Até mesmo a ação exagerada e equivocada de atribuir suposta profecia à ascensão de Bolsonaro revela essa conexão Chico Xavier-Jair Bolsonaro. Evidentemente, Chico Xavier não previu a ascensão de Bolsonaro em 1952, três anos antes do nascimento do presidenciável. Isso, com certeza, é um grande equívoco.
No entanto, admite-se, em contrapartida, que essa invencionice também é reflexo das afinidades de sintonia de Chico Xavier e do "espiritismo" brasileiro, igrejeiro e medieval, com os "ventos políticos" trazidos de 2016 para cá e pelo reacionarismo dos sociopatas e dos internautas médios nas redes sociais.
A aproximação do "espiritismo" brasileiro com as seitas neopentecostais, sobretudo em pautas como o repúdio ao aborto, o apoio a figuras como Sérgio Moro e a exaltação dos protestos dos "coxinhas", também sinaliza a proximidade com Jair Bolsonaro. E isso mostra um caminho de convergência entre duas forças aparentemente opostas, o neopentecostalismo hoje representado pela Rede Record (hoje Record TV), e o "espiritismo" de Chico Xavier simbolizado pela Rede Globo de Televisão.
As duas forças se concorriam, como rivais, desde o final dos anos 1970, quando a Globo adotou Chico Xavier para neutralizar a ascensão de Edir Macedo e R. R. Soares. Mas, desde que se uniram em torno da derrubada do governo Dilma Rousseff em nome de um suposto "combate à corrupção", "espíritas" e neopentecostais estão cada vez mais unidos num projeto ultraconservador de país.

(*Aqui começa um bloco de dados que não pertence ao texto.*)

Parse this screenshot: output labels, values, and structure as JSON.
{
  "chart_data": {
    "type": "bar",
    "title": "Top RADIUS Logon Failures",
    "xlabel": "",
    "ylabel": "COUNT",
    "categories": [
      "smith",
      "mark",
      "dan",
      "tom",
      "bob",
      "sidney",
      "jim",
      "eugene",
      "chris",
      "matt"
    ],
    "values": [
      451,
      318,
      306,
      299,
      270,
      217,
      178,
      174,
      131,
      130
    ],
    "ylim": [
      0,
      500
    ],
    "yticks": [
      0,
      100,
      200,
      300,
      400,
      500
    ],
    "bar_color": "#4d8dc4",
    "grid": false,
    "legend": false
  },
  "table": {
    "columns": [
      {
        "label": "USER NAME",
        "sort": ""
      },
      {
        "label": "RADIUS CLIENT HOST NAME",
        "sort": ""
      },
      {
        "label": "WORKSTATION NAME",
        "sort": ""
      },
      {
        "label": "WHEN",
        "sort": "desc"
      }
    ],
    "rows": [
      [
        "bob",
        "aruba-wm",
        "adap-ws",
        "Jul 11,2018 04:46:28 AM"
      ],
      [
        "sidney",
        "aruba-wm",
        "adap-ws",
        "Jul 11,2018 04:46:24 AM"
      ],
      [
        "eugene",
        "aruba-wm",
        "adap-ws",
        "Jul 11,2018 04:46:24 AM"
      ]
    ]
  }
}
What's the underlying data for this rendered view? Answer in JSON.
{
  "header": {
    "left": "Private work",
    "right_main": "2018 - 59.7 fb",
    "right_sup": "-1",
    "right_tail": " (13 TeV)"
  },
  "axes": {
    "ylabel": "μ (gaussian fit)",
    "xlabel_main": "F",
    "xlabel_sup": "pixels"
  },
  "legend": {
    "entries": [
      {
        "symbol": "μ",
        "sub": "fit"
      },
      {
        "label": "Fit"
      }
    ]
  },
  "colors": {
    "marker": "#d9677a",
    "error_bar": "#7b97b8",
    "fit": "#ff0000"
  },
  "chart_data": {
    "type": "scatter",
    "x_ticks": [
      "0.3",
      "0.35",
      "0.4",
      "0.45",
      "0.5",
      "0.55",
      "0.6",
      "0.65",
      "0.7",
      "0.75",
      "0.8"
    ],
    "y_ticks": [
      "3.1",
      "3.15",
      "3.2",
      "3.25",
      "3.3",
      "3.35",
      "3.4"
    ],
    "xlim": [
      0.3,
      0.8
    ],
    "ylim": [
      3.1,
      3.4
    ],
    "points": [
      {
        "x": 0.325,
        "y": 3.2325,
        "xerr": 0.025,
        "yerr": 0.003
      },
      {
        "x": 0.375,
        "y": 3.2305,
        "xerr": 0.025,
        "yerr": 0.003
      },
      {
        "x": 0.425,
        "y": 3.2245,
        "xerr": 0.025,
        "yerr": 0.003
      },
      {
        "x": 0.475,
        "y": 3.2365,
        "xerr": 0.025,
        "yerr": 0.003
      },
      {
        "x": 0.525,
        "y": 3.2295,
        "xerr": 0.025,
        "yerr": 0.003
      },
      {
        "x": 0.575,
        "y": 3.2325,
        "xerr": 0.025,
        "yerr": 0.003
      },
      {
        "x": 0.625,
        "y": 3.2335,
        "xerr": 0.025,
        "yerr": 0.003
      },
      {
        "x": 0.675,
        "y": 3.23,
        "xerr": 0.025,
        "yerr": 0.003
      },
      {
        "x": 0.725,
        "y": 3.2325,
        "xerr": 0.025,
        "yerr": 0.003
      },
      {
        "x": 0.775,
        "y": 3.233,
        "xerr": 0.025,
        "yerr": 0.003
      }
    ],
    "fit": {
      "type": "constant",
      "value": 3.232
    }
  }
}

Recentemente, Edir Macedo, dono do grupo Record, declarou apoio a Jair Bolsonaro. Se vivo estivesse, Chico Xavier também sinalizaria apoio a Bolsonaro, mesmo admitindo que seus seguidores adotam "sentimentos desagradáveis e infelizes". Seu apoio sinalizaria o apoio ou o consentimento que uma parcela de celebridades, juristas e políticos prezam pelo candidato fascista. A opção de Xavier por Bolsonaro desafia todo pensamento desejoso das esquerdas que, delirantemente, imaginam que o "médium" estaria apoiando o PT, tese frágil só sustentada por apelos emocionais, facilmente desmontáveis pelos argumentos mais realistas e de acordo com a lógica dos fatos.